Tesla’s entry into the S&P 500 is expected to prompt record trading as index-tracking funds rebalance their portfolios.

S&P estimates that nearly 130 million shares of the electric vehicle maker will need to be purchased to add to the S&P 500. At the current market price, indexers would have to buy more than $85 billion of the company’s stock. Unofficial “closet indexers” could double that figure.

Tesla enters the index on Monday, but the trading takes place at the close of market on Friday.

“Two unprecedented phenomena will be converging,” Steve Sosnick, chief options strategist at Interactive Brokers, wrote in a note. “The index has never added such an immensely large stock at the same time that options volumes and open interest are at record highs.”

Sosnick continued, “There is a potential for massive market-on-close imbalances because this is the biggest stock entry ever.

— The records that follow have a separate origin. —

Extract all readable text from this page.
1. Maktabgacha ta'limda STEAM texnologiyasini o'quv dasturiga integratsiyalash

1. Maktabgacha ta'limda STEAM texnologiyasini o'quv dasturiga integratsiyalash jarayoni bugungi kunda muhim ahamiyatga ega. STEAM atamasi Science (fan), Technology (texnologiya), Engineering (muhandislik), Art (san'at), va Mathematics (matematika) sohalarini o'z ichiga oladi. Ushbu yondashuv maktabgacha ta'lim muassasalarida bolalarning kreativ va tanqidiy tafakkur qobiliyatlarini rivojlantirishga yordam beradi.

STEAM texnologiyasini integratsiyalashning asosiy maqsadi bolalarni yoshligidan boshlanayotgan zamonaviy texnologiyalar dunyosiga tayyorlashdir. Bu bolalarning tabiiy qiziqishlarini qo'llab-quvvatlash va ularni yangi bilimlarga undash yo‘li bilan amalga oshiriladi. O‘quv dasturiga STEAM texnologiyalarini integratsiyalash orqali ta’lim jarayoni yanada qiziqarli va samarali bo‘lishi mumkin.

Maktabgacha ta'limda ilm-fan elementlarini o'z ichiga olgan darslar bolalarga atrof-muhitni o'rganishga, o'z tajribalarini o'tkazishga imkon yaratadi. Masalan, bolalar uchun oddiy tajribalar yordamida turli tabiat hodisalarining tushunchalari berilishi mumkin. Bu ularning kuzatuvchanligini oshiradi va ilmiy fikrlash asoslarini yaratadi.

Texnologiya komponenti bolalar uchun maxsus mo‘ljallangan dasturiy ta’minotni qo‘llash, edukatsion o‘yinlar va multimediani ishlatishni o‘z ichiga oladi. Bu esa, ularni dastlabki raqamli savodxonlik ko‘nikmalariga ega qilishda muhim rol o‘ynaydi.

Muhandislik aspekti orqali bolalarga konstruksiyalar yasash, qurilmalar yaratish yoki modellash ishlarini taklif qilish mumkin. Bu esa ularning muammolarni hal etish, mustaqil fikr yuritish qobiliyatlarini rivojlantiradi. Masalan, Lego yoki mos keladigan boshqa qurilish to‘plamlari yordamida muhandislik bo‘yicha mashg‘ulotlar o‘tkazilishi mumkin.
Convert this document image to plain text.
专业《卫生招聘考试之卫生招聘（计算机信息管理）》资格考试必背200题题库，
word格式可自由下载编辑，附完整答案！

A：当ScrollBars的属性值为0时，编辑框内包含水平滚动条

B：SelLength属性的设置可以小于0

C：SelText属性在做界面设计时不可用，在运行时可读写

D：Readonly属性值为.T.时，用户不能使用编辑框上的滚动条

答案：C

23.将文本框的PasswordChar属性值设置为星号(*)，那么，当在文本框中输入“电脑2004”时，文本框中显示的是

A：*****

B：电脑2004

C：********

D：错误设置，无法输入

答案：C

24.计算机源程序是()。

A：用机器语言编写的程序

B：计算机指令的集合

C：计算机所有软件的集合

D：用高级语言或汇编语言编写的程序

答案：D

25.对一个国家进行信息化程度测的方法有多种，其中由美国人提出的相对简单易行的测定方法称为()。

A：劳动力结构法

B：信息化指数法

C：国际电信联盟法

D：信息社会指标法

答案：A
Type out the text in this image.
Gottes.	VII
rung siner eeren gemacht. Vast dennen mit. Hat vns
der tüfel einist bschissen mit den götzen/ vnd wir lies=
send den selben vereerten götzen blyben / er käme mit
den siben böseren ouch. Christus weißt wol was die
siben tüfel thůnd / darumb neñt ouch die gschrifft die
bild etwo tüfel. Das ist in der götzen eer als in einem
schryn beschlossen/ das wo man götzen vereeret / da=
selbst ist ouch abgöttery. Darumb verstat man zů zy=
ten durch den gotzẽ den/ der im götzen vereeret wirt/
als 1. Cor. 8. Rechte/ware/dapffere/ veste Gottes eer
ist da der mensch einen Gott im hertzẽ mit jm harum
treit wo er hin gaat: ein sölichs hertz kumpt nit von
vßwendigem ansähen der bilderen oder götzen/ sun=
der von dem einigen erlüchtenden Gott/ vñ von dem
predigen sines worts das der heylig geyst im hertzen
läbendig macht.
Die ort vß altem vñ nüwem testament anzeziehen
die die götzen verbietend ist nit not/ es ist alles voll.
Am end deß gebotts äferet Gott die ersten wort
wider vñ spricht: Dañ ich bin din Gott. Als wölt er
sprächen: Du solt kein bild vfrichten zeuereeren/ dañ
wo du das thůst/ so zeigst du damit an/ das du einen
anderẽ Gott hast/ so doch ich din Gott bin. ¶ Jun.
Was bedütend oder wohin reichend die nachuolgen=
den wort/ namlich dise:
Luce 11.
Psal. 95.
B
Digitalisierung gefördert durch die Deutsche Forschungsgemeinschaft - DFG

There is an awful lot of money that will be sloshing around at that time.”

Recently, Nasdaq reassured investors it was prepared. “As Nasdaq and the securities industry prepare for the upcoming quadruple witching and S&P 500 rebalance, Nasdaq is highly confident that its systems will provide the reliability and capacity required to ensure a smooth, successful rebalance,” the exchange said.

The largest rebalance on record was $50.8 billion in September 2018.

In an analyst note, Goldman Sachs said the inclusion of the company would push the earnings ratio of the entire index up 0.4 times toward its highest valuation ever. “Tesla’s multiple of earnings is very high in nominal terms for any company in any industry at any time in history,” Goldman said. Goldman’s target price is $780.

Analysts are wildly divided over how the company should be valued. Elazar Advisors estimates a target price of $774. Other analysts have much lower targets.

Tesla shares were at $663 in midday trading Friday.